Per cui l'operazione «salviamo l'avvocato Conte» e il suo secondo governo potrebbe anche andare in porto, ma con un costo politico estremamente elevato. Lo sanno i gruppi parlamentari grillini, che hanno cominciato a rumoreggiare. Appena qualche settimana fa, non un mese fa, il presidente della Commissione Esteri grillino, Vito Petrocelli, dava «per morto» il Conte bis, «difficile» il Conte ter e teorizzava un altro esecutivo con un nuovo premier grillino. Questo tentativo di asserragliarsi nella difesa dello «status quo» usando, per tenere in piedi la maggioranza, i metodi dell'avvocato di affari, potrebbe rivelarsi letale: i grillini, che arrivarono in politica per aprire il Parlamento come una scatoletta di tonno, si ritroverebbero rinchiusi sotto vuoto nella scatoletta del Potere. E i dubbi non mancano neppure dalle parti del Pd. Vale la pena rischiare tanto per un governo in cui il Pd era e resta comprimario? «La cosa più seria teorizza il senatore dem Tommaso Nannicini è che Conte, dopo aver ricevuto la fiducia alla Camera, salga al Quirinale per mettersi nelle mani del capo dello Stato e verificare la possibilità di rimettere in piedi un governo solido».

Parole sagge che si scontrano con i mille rancori che in queste ore albergano nella vecchia maggioranza.

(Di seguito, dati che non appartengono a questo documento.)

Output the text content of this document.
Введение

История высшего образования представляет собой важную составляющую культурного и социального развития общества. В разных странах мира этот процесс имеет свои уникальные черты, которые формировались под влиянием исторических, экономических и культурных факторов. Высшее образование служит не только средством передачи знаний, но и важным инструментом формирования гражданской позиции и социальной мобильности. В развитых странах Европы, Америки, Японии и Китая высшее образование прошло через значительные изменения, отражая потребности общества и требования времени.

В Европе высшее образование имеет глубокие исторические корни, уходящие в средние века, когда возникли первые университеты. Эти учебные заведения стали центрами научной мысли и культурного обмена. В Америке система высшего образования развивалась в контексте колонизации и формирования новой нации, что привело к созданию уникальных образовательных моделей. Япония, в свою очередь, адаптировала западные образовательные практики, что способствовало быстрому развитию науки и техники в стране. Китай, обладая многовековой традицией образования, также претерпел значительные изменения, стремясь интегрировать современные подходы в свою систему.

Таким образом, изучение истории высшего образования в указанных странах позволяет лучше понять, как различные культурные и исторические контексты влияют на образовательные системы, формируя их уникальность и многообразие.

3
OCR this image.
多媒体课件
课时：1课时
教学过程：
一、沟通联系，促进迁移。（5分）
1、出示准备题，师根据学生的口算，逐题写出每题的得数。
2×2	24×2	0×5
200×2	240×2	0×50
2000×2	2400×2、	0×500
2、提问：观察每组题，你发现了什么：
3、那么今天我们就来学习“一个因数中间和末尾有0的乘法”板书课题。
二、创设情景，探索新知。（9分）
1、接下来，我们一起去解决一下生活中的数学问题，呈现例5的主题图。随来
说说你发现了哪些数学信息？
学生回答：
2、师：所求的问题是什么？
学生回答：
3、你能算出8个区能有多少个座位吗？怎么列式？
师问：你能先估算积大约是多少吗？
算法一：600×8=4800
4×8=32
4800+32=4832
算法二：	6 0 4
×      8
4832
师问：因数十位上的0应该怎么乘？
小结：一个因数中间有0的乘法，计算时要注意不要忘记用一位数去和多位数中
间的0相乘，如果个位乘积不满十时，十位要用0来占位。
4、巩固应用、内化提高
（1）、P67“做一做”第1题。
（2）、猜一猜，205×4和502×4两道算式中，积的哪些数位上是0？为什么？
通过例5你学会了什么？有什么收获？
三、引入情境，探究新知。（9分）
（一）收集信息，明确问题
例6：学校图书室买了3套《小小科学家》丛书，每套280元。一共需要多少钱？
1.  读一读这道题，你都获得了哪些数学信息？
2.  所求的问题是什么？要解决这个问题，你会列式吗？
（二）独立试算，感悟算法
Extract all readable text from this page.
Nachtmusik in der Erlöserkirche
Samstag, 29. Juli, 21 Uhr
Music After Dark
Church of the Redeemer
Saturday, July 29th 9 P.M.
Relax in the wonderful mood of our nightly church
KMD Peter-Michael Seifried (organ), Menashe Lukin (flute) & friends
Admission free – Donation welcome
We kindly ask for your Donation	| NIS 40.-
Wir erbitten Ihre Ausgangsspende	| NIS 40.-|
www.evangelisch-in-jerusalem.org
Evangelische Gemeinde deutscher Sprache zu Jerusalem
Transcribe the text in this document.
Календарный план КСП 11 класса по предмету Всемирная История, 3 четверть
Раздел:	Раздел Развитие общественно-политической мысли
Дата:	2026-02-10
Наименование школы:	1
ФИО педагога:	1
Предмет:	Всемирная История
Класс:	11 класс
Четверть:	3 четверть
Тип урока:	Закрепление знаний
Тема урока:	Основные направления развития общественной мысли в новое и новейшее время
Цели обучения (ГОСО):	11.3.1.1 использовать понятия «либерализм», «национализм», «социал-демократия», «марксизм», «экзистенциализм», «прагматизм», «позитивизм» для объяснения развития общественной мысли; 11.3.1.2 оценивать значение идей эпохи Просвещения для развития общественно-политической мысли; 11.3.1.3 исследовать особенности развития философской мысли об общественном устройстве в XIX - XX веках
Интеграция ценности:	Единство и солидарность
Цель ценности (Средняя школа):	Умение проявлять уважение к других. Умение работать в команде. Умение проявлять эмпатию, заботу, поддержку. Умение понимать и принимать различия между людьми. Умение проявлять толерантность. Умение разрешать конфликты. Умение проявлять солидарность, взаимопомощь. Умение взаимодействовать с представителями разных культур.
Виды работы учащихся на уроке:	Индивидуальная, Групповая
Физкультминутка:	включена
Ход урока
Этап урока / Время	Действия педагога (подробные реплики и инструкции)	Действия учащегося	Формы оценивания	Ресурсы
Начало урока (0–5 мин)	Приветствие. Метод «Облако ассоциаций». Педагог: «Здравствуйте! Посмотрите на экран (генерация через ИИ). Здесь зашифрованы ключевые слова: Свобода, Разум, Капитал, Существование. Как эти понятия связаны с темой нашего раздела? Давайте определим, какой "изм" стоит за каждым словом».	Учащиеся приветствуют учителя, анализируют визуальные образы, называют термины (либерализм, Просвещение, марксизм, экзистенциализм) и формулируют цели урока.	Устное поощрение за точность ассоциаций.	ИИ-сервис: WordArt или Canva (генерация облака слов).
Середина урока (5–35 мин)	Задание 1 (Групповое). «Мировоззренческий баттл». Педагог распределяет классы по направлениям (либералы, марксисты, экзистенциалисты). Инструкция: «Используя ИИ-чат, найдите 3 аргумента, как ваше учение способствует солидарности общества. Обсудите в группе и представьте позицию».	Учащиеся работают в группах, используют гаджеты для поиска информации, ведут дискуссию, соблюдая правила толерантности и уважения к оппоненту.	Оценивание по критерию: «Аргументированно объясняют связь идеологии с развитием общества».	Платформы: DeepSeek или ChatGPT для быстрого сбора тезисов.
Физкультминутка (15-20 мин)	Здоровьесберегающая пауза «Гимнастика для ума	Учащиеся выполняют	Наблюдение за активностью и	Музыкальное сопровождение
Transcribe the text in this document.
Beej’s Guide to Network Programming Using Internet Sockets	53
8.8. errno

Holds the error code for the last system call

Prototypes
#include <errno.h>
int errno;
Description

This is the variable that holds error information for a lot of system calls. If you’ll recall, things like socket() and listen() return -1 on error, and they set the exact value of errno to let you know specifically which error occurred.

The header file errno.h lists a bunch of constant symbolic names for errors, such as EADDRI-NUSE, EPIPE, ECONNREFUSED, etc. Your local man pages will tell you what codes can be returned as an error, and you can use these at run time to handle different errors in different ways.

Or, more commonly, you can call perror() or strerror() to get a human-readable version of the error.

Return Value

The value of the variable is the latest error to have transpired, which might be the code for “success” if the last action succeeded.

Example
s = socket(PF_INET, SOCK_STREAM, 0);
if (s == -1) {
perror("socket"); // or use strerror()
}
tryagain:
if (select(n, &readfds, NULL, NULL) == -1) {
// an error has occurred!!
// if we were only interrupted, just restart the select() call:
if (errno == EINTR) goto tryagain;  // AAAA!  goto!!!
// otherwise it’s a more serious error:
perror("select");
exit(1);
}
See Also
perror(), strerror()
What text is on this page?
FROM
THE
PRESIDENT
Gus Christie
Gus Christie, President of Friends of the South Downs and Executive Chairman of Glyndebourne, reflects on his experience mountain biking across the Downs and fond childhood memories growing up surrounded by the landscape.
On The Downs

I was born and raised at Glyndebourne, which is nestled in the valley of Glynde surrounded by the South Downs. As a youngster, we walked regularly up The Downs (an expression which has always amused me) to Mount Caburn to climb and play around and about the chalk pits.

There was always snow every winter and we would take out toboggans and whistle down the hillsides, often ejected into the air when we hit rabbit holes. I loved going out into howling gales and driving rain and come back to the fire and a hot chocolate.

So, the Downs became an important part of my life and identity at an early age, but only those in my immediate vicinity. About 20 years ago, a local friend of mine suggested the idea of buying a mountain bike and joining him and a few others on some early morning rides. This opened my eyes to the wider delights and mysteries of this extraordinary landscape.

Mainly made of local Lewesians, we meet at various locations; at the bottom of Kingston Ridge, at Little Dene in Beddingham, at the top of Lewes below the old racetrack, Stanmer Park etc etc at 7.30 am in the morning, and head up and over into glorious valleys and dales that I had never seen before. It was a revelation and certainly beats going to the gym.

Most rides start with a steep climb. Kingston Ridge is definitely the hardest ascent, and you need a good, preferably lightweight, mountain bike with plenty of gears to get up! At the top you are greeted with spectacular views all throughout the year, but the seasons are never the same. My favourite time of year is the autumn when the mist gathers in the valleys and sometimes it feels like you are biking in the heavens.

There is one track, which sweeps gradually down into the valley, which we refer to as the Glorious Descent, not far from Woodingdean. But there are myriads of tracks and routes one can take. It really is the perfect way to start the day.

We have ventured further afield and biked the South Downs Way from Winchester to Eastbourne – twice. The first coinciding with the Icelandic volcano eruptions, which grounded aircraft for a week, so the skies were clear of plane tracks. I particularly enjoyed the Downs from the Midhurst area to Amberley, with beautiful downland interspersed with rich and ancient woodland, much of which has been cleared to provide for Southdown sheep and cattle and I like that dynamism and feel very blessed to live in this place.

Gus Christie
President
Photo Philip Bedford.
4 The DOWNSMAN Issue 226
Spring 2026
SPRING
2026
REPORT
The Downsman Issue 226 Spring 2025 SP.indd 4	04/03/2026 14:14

Questo mentre nell'opposizione si respira un'altra aria. Il leader della Lega, Matteo Salvini, infatti, è riuscito a tenere insieme finora tutte le anime del centrodestra. È riuscito ad organizzare una contro-Opa che ha impallato le operazioni di Palazzo Chigi. E ha seguito anche i consigli che gli sono arrivati dagli altri leader dell'alleanza. «Se vuoi tenere unita Forza Italia gli ha consigliato Lorenzo Cesa, leader dell'Udc devi smettere di parlare di elezioni». Cosa che ha fatto. In più ha lanciato una contro-offensiva verso quelle aree grilline a cui l'alleanza con il Pd è andata sempre stretta.

Al punto che ieri, dalle parti dell'opposizione, girava la «voce», forse solo una boutade, che anche alla Camera la maggioranza fosse sul filo dei 315 voti.